I went out and bought a smattering of Jo Sonja as well. Same list as above as well as the Fluoro green for glow effects. I've been mixing them with the Schminke which has neutralized the extreme finishes of both to give me something a bit more satiny, which is what I prefer because of the P3 range I've worked with for so long. 

I did also find that the Jo Sonjas can be used completely on their own but you have to get the Jo Sonja Glaze Medium to make them easier to use. It dilutes the paint and allows for more glazing. It doesn't take much to dilute them as they are already a fluid acrylic in a tube.
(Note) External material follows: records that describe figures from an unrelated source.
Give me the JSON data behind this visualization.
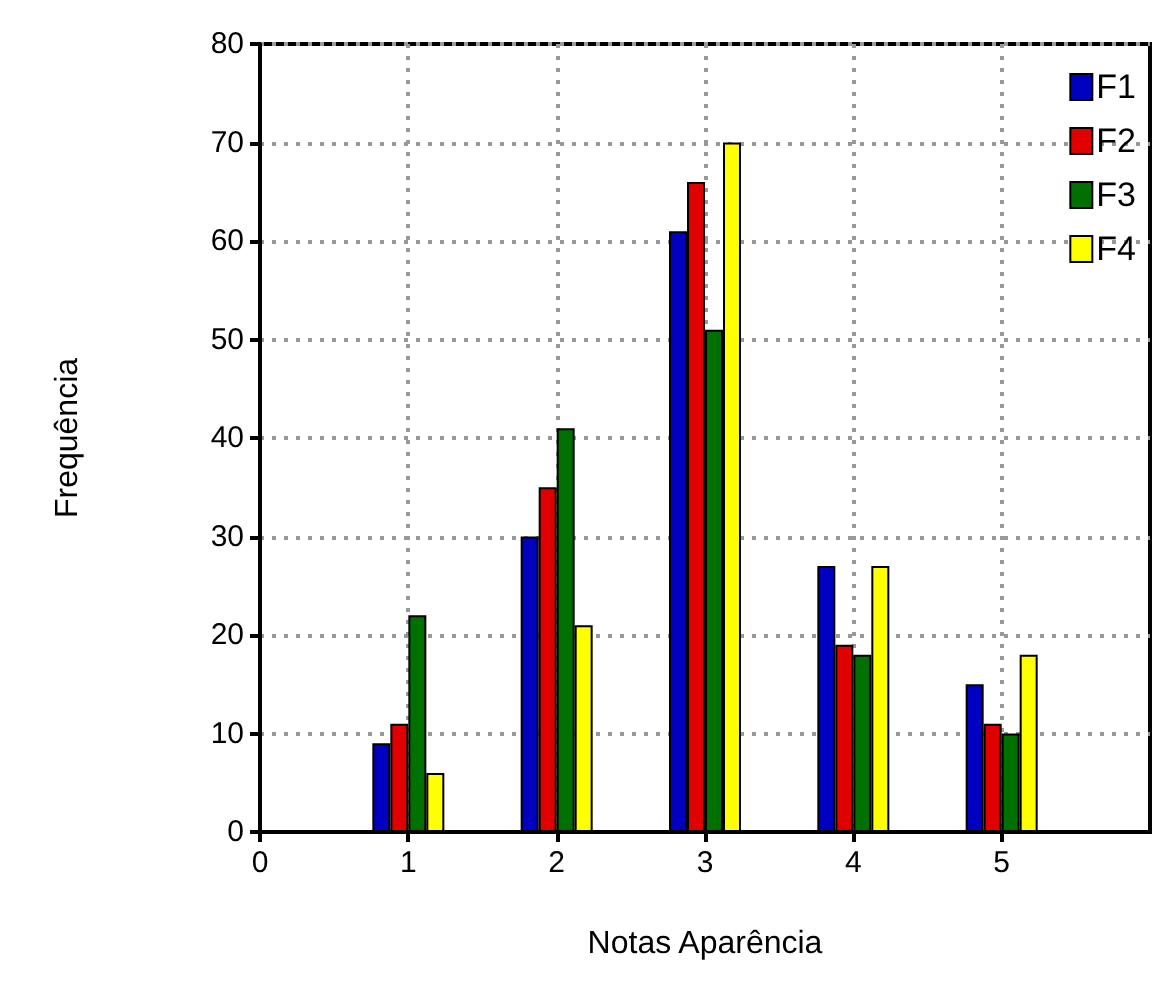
{
  "chart_data": {
    "type": "bar",
    "xlabel": "Notas Aparência",
    "ylabel": "Frequência",
    "x": [
      1,
      2,
      3,
      4,
      5
    ],
    "series": [
      {
        "name": "F1",
        "color": "#0000c0",
        "values": [
          9,
          30,
          61,
          27,
          15
        ]
      },
      {
        "name": "F2",
        "color": "#e00000",
        "values": [
          11,
          35,
          66,
          19,
          11
        ]
      },
      {
        "name": "F3",
        "color": "#007000",
        "values": [
          22,
          41,
          51,
          18,
          10
        ]
      },
      {
        "name": "F4",
        "color": "#ffff00",
        "values": [
          6,
          21,
          70,
          27,
          18
        ]
      }
    ],
    "xlim": [
      0,
      6
    ],
    "xticks": [
      0,
      1,
      2,
      3,
      4,
      5
    ],
    "ylim": [
      0,
      80
    ],
    "yticks": [
      0,
      10,
      20,
      30,
      40,
      50,
      60,
      70,
      80
    ],
    "grid": true,
    "legend": "top right"
  }
}
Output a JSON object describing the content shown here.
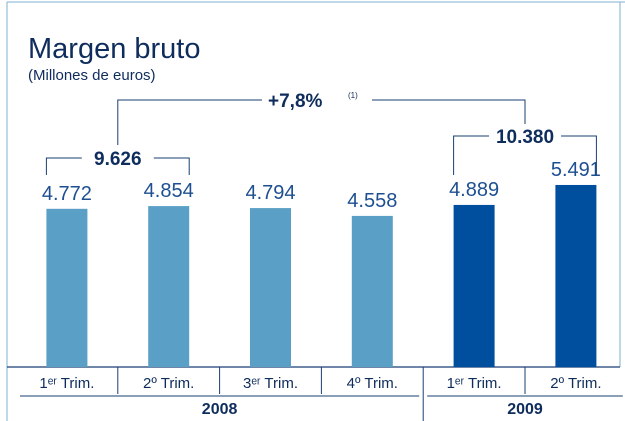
{
  "chart_data": {
    "type": "bar",
    "title": "Margen bruto",
    "subtitle": "(Millones de euros)",
    "categories": [
      "1ᵉʳ Trim.",
      "2º Trim.",
      "3ᵉʳ Trim.",
      "4º Trim.",
      "1ᵉʳ Trim.",
      "2º Trim."
    ],
    "values": [
      4772,
      4854,
      4794,
      4558,
      4889,
      5491
    ],
    "value_labels": [
      "4.772",
      "4.854",
      "4.794",
      "4.558",
      "4.889",
      "5.491"
    ],
    "groups": [
      {
        "label": "2008",
        "count": 4,
        "color": "#5a9fc5"
      },
      {
        "label": "2009",
        "count": 2,
        "color": "#004f9f"
      }
    ],
    "totals": [
      {
        "value": 9626,
        "label": "9.626"
      },
      {
        "value": 10380,
        "label": "10.380"
      }
    ],
    "change": {
      "value": 7.8,
      "label": "+7,8%",
      "note": "(1)"
    }
  }
}
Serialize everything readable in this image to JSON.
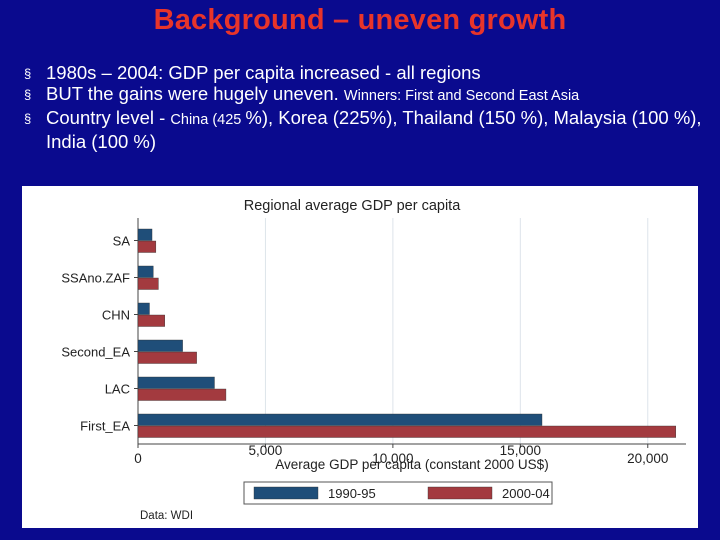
{
  "slide": {
    "title": "Background – uneven growth",
    "bullets": [
      {
        "text": "1980s – 2004:  GDP per capita  increased - all regions"
      },
      {
        "text": "BUT the gains were hugely uneven. ",
        "small": "Winners: First and Second East Asia"
      },
      {
        "pre": "Country level - ",
        "small": "China (425 ",
        "post": "%), Korea (225%), Thailand (150 %), Malaysia (100 %), India (100 %)"
      }
    ],
    "bullet_glyph": "§"
  },
  "chart_data": {
    "type": "bar",
    "orientation": "horizontal",
    "title": "Regional average GDP per capita",
    "xlabel": "Average GDP per capita (constant 2000 US$)",
    "categories": [
      "SA",
      "SSAno.ZAF",
      "CHN",
      "Second_EA",
      "LAC",
      "First_EA"
    ],
    "series": [
      {
        "name": "1990-95",
        "color": "#1f4e79",
        "values": [
          550,
          600,
          450,
          1750,
          3000,
          15850
        ]
      },
      {
        "name": "2000-04",
        "color": "#a33a3f",
        "values": [
          700,
          800,
          1050,
          2300,
          3450,
          21100
        ]
      }
    ],
    "xlim": [
      0,
      21500
    ],
    "xticks": [
      "0",
      "5,000",
      "10,000",
      "15,000",
      "20,000"
    ],
    "xtick_values": [
      0,
      5000,
      10000,
      15000,
      20000
    ],
    "grid": true,
    "legend_position": "bottom",
    "note": "Data: WDI"
  }
}
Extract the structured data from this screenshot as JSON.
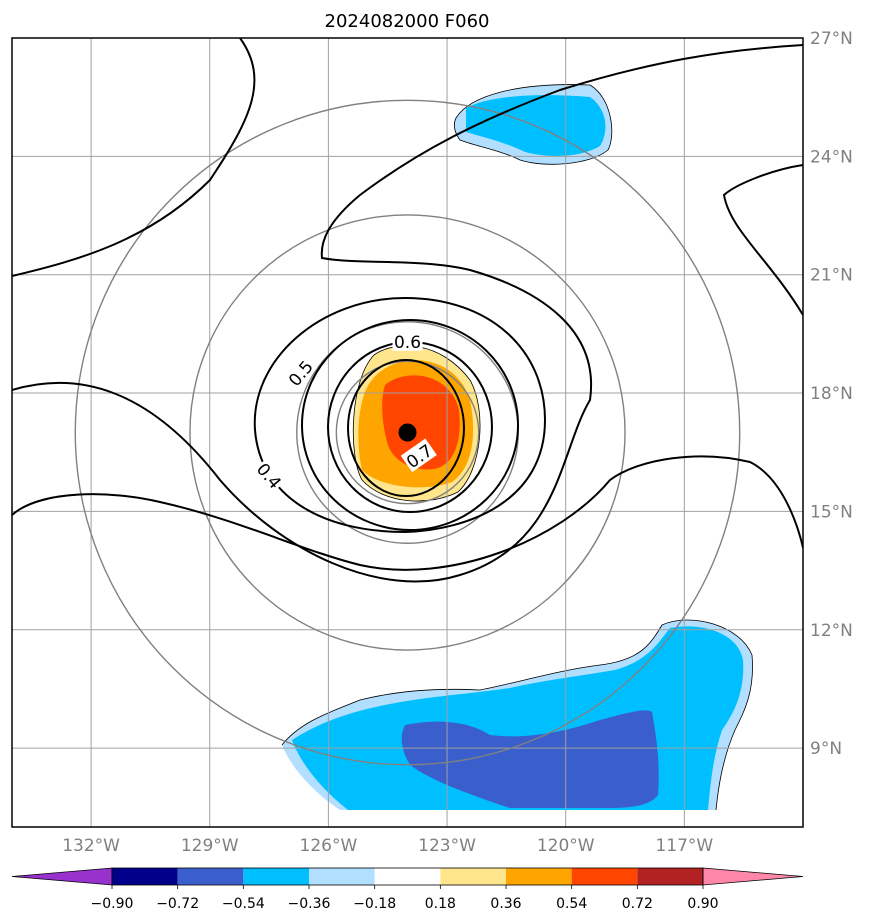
{
  "chart_data": {
    "type": "contour_map",
    "title": "2024082000 F060",
    "longitude_ticks": [
      "132°W",
      "129°W",
      "126°W",
      "123°W",
      "120°W",
      "117°W"
    ],
    "latitude_ticks": [
      "27°N",
      "24°N",
      "21°N",
      "18°N",
      "15°N",
      "12°N",
      "9°N"
    ],
    "lon_range": [
      -134,
      -114
    ],
    "lat_range": [
      7,
      27
    ],
    "grid": true,
    "storm_center": {
      "lon": -124,
      "lat": 17
    },
    "line_contour_labels": [
      {
        "text": "0.4",
        "lon": -127.5,
        "lat": 15.9,
        "angle": 50
      },
      {
        "text": "0.5",
        "lon": -126.7,
        "lat": 18.5,
        "angle": -50
      },
      {
        "text": "0.6",
        "lon": -124,
        "lat": 19.3,
        "angle": 0
      },
      {
        "text": "0.7",
        "lon": -123.7,
        "lat": 16.4,
        "angle": -35
      }
    ],
    "range_rings_deg": [
      1.8,
      2.8,
      5.5,
      8.4
    ],
    "colorbar": {
      "levels": [
        "−0.90",
        "−0.72",
        "−0.54",
        "−0.36",
        "−0.18",
        "0.18",
        "0.36",
        "0.54",
        "0.72",
        "0.90"
      ],
      "colors": [
        "#9932cc",
        "#00008b",
        "#3a5fcd",
        "#00bfff",
        "#b2dfff",
        "#ffffff",
        "#ffe68c",
        "#ffa500",
        "#ff4500",
        "#b22222",
        "#ff88aa"
      ]
    }
  }
}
Unlike the Schminke which are heavy body paint, which is the fansy pants art way of say they are thick like paste as opposed to fluid paint. 

I sat down and painted an entire project with nothing but my new tube acrylics. It was a little bit of a challenge trying to reliably mix new batches of colors in between painting sessions but it gets easier the more you do it. 

Here are my results. 


I really enjoyed using both and I am glad to have a much less cluttered desk with only the colors I absolutely need to mix anything and everything. It also means it's cheaper for me as 1 tube of Jo Sonja (75 ml) is the same price of the game paints such as P3 (17 ml). I did keep my metallics from the P3 range and some from Vallejo as well. That is one area where tube acrylic lines fail is producing a good metallic paint. Otherwise, I'm pretty pleased to have made the switch.